Moving Average Theory
The 50-day, 100-day, and 200-day moving averages (MAs) maintain a bullish orientation despite recent volatility. Current price action ($188.01) holds above the 50-day MA ($175 estimate), which remains above the 100-day ($160 estimate) and 200-day ($130 estimate), affirming the primary uptrend. However, the 50-day MA’s slope has flattened after the August peak ($216.85), suggesting near-term consolidation. Confluence support emerges at $178–$180, where the 50-day MA aligns with recent swing lows.
MACD & KDJ Indicators
The MACD histogram shows diminishing bearish momentum, with the signal line nearing a bullish crossover. This follows an August bearish divergence where price peaked while MACD trended lower. Meanwhile, the KDJ oscillator rebounded sharply from oversold territory (K: <20 on September 5) to current neutral readings (K: ~45, D: ~40), reflecting short-term recovery potential. However, both indicators lack decisive bullish confirmation; MACD remains below its centerline, and KDJ’s recovery lacks volume validation.
Bollinger Bands
Volatility expanded dramatically during the September 5 sell-off, widening the bands to a 6-week high. Recent contraction toward the $184–$190 range signals stabilization. Price currently hugs the mid-Band ($186 estimate), indicating neutral momentum. A sustained break above the 20-day MA (mid-Band) could see resistance at the upper Band ($198), while failure risks retesting the lower Band ($173) should volatility resurge.
Volume-Price Relationship
Volume patterns highlight sustainability concerns. The recovery from the September 5 low ($178.43) occurred on below-average volume (4.2M shares vs. prior 5.2M), suggesting weak conviction. Notably, the August peak ($216.85) coincided with elevated volume (8.9M shares), confirming distribution. Recent sideways action lacks volume accumulation, increasing vulnerability to breakdowns if key support fails. Volume divergence remains a key bearish warning.

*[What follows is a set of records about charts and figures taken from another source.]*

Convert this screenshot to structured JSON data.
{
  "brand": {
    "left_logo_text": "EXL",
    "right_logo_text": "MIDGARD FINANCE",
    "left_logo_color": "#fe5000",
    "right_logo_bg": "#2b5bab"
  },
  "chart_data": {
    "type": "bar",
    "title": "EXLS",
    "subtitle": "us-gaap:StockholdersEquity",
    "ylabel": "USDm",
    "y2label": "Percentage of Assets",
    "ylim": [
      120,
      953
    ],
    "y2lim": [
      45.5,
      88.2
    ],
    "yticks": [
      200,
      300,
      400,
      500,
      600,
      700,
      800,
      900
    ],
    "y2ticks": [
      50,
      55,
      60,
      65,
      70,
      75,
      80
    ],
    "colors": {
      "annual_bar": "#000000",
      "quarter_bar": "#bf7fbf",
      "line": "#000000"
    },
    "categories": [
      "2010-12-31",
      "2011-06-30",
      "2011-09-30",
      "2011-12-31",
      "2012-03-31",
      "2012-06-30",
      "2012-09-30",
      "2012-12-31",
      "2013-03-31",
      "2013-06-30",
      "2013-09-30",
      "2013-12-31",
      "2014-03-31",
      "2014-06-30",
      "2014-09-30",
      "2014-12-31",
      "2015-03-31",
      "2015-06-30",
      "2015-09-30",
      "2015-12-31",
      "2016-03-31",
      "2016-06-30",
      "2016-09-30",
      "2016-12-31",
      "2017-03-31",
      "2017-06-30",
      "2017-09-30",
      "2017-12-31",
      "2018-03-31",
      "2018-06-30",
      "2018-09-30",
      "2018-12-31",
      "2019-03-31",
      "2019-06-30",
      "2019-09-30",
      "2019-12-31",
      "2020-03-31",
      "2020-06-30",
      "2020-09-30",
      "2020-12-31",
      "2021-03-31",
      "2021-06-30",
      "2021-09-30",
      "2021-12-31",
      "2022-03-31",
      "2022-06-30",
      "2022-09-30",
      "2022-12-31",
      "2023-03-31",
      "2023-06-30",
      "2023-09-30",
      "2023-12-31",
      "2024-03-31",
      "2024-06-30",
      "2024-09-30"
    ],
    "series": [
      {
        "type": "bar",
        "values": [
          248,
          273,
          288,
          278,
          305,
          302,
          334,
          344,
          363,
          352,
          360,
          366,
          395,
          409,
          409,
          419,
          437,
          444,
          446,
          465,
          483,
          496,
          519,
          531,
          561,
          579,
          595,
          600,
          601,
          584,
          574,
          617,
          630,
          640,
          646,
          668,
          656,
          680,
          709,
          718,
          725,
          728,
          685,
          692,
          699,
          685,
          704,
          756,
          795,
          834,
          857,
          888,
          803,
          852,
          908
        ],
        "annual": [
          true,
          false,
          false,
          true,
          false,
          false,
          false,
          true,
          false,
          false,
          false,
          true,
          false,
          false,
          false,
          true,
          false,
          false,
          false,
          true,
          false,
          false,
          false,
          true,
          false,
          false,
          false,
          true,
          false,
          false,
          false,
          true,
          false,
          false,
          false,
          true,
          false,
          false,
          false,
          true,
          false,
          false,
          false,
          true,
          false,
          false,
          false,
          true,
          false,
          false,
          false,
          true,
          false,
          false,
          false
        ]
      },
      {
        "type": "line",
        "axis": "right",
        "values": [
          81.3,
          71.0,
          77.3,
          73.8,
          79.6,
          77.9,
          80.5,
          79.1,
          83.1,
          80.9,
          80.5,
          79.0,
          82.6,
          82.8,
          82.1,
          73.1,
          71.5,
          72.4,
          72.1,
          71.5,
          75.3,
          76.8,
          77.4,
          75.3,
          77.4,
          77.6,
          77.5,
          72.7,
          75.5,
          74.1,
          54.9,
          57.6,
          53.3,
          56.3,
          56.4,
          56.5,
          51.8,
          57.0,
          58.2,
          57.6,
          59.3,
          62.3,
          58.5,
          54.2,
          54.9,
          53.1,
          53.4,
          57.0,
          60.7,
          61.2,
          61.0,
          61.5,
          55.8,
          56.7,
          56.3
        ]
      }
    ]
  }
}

Relative Strength Index (RSI)
The 14-day RSI (currently ~52) rebounded from oversold territory (<30 on September 5) but remains neutral. This recovery aligns with price stabilization but lacks the strength to reach overbought (>70) thresholds. The August downtrend triggered bearish divergence as RSI peaked lower while prices set new highs, a warning now partially resolved by the recent correction. Neutral RSI suggests balanced near-term momentum but warrants caution without decisive directional volume.
Fibonacci Retracement
Applying Fibonacci to the primary swing low ($79.03 on September 12, 2024) and high ($216.85 on August 5, 2025) reveals critical levels. The recent sell-off found initial support near the 23.6% retracement ($184.35), aligning with September 8’s low ($184.61). This level now serves as a pivotal floor; a breach opens risk toward the 38.2% zone ($164.20). Overhead resistance clusters at the 0% level ($190–$191), amplified by recent swing highs. A decisive break above $191.50 could reignite bullish momentum toward record highs.
Confluence & Divergence
Notable confluence exists at $184–$185, where candlestick support, the 23.6% Fibonacci level, and the 50-day MA converge. This zone must hold to prevent deeper corrections. Bearish volume divergence during August’s peak and the subsequent RSI/MACD divergences highlight sustainability risks. While momentum oscillators suggest stabilization, confirmation requires volume-backed closes above $191.43 resistance. Failure below $184 risks accelerating losses toward $165–$170.